FNWF acquired its own CDC 1604 in 1961, which was installed with the school’s machine in the converted lobby of the first floor of Spanagel Hall. The complete system incorporating a CDC 160A for data transmission, a Varian 530 plotter, ASR-33 teletype machines, and tape storage drives, is shown below.
In 1963, CDC published a report, Weather By Computer, that described the FNWF operation and programs written for the 1604 that generated a broad range of weather predictions for naval operations worldwide.
To eliminate conflicts between the immediate demands of computer processing time for weather prediction and the teaching needs of the school, in 1964, FNWF built a dedicated computer center on the NPS campus. To handle the increased computational load, a CDC 3200 computer (a 24-bit version of the 1604) was purchased in October and was running at full capacity by the end of the year.
Also, in 1964, FNWF established a separate Communications Division to design, fabricate, and test special-purpose electronic communications and interface devices to serve unique requirements for receiving and transmitting real-time weather data. Administrative offices, workshops, and R&D laboratories were located in a former Navy radar training facility on Point Pinos at 1352 Lighthouse Avenue, Pacific Grove.
When NPS acquired an IBM 360 Model 67 in 1967, Model #1, Serial #1 of the CDC 1604 was transferred to FNWF and moved to Point Pinos, where it continued to serve for archival storage of weather data.
All FNWF operations were consolidated at a single site at the Navy Annex, Monterey Airport in 1974 where today, as the Fleet Numerical Meteorology and Oceanography Center (FNMOC), it serves as a primary DoD production site for computer-generated meteorological and oceanographic analysis and forecast products worldwide.

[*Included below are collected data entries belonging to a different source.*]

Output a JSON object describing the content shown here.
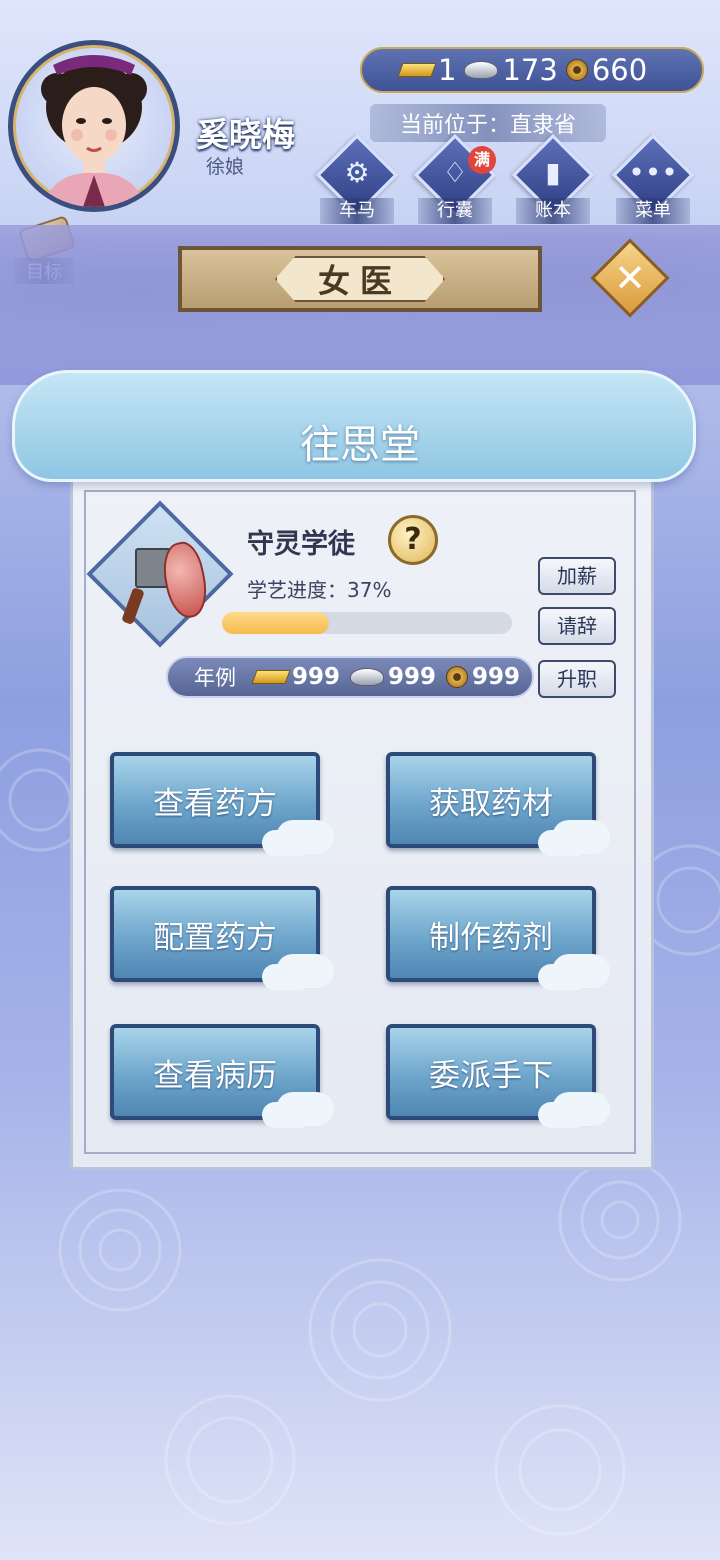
{
  "player": {
    "name": "奚晓梅",
    "title": "徐娘"
  },
  "currency": {
    "gold": "1",
    "silver": "173",
    "coin": "660"
  },
  "location": {
    "label": "当前位于：",
    "value": "直隶省"
  },
  "menu": [
    {
      "label": "车马",
      "icon": "carriage-icon"
    },
    {
      "label": "行囊",
      "icon": "bag-icon",
      "badge": "满"
    },
    {
      "label": "账本",
      "icon": "ledger-icon"
    },
    {
      "label": "菜单",
      "icon": "more-icon"
    }
  ],
  "goal": {
    "label": "目标"
  },
  "banner": {
    "title": "女医"
  },
  "hall": {
    "title": "往思堂"
  },
  "job": {
    "name": "守灵学徒",
    "help": "?",
    "progress_label": "学艺进度：37%",
    "progress": 0.37
  },
  "side_buttons": {
    "raise": "加薪",
    "resign": "请辞",
    "promote": "升职"
  },
  "salary": {
    "label": "年例",
    "gold": "999",
    "silver": "999",
    "coin": "999"
  },
  "actions": {
    "view_recipes": "查看药方",
    "get_herbs": "获取药材",
    "mix_recipe": "配置药方",
    "make_medicine": "制作药剂",
    "view_records": "查看病历",
    "dispatch": "委派手下"
  },
  "colors": {
    "panel_border": "#2e4a78",
    "progress": "#f3bd4d",
    "badge": "#e0463c"
  }
}
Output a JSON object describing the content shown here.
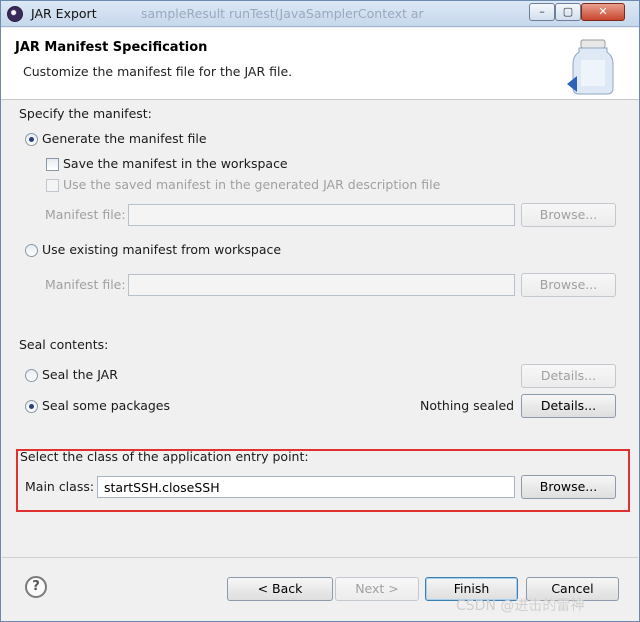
{
  "window": {
    "title": "JAR Export",
    "background_text": "sampleResult  runTest(JavaSamplerContext  ar",
    "controls": {
      "minimize": "–",
      "maximize": "▢",
      "close": "✕"
    }
  },
  "banner": {
    "title": "JAR Manifest Specification",
    "description": "Customize the manifest file for the JAR file."
  },
  "manifest": {
    "heading": "Specify the manifest:",
    "generate_label": "Generate the manifest file",
    "generate_selected": true,
    "save_label": "Save the manifest in the workspace",
    "save_checked": false,
    "use_saved_label": "Use the saved manifest in the generated JAR description file",
    "use_saved_checked": false,
    "manifest_file_label": "Manifest file:",
    "manifest_file_value": "",
    "browse_label": "Browse...",
    "use_existing_label": "Use existing manifest from workspace",
    "use_existing_selected": false,
    "manifest_file_label_2": "Manifest file:",
    "browse_label_2": "Browse..."
  },
  "seal": {
    "heading": "Seal contents:",
    "seal_jar_label": "Seal the JAR",
    "seal_jar_selected": false,
    "details_label": "Details...",
    "seal_some_label": "Seal some packages",
    "seal_some_selected": true,
    "nothing_sealed": "Nothing sealed",
    "details_label_2": "Details..."
  },
  "entry_point": {
    "heading": "Select the class of the application entry point:",
    "main_class_label": "Main class:",
    "main_class_value": "startSSH.closeSSH",
    "browse_label": "Browse..."
  },
  "footer": {
    "help": "?",
    "back": "< Back",
    "next": "Next >",
    "finish": "Finish",
    "cancel": "Cancel"
  },
  "watermark": "CSDN @进击的雷神",
  "colors": {
    "highlight": "#e03030",
    "disabled_text": "#a0a0a0",
    "default_button_border": "#3c7fb1"
  }
}
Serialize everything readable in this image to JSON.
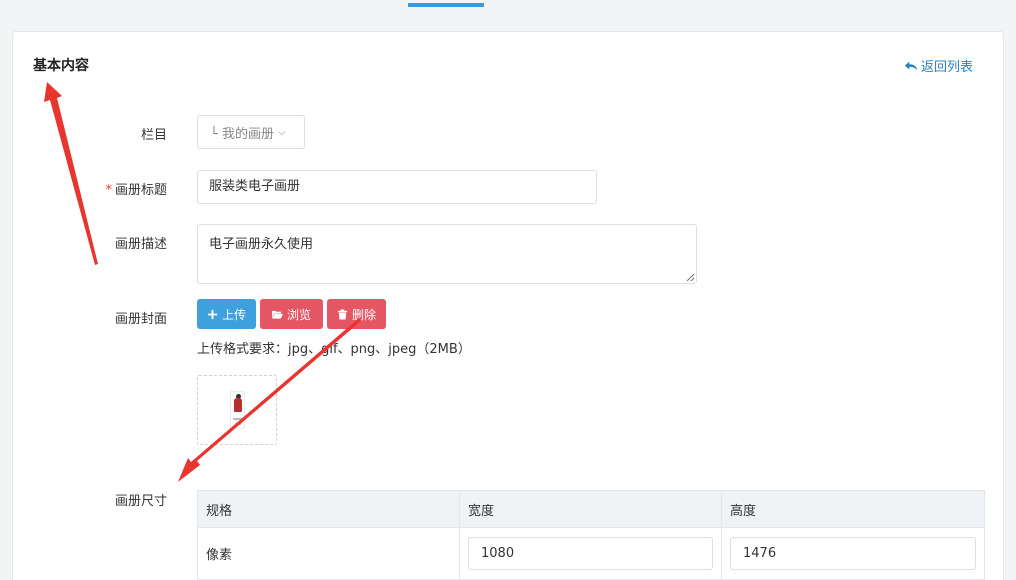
{
  "card": {
    "title": "基本内容",
    "back_link": "返回列表"
  },
  "form": {
    "column": {
      "label": "栏目",
      "value": "└ 我的画册"
    },
    "album_title": {
      "required_mark": "*",
      "label": "画册标题",
      "value": "服装类电子画册"
    },
    "album_desc": {
      "label": "画册描述",
      "value": "电子画册永久使用"
    },
    "cover": {
      "label": "画册封面",
      "upload": "上传",
      "browse": "浏览",
      "delete": "删除",
      "hint": "上传格式要求：jpg、gif、png、jpeg（2MB）"
    },
    "size": {
      "label": "画册尺寸",
      "headers": [
        "规格",
        "宽度",
        "高度"
      ],
      "rows": [
        {
          "spec": "像素",
          "width": "1080",
          "height": "1476"
        }
      ]
    }
  },
  "colors": {
    "accent": "#3ea1dd",
    "danger": "#e45664",
    "link": "#2a7fbf",
    "annotation_arrow": "#e8352f"
  },
  "icons": [
    "reply-icon",
    "plus-icon",
    "folder-open-icon",
    "trash-icon",
    "chevron-down-icon"
  ]
}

The operation is highly respected, and its computing capability ranks as one of the most powerful in its field in the world.
[1] Wolff, Paul M. “Oceanographic data collection” (1968) Bulletin American Meteorological Society: Vol 49, No. 2, (February 1968), p. 96.
[2] Created by Congress in 1940, the Bureau of Ships responsibilities included supervising the design, construction, conversion, procurement, maintenance, and repair of ships and other craft for the Navy; managing shipyards, repair facilities, laboratories, and shore stations; developing specifications for fuels and lubricants; and conducting salvage operations.
[3] Honneger, Barbara, “NPS Computing: 50 Years Golden and Growing,” Calhoun: The NPS Institutional Archive.
[4] Douglas Williams, Interviews, Calhoun: The NPS Institutional Archive.
[5] The Computer History Museum collection holds a 1604 main cabinet, all three sections of the operator's console, and the core memory unit, together with numerous other related documents and manuals.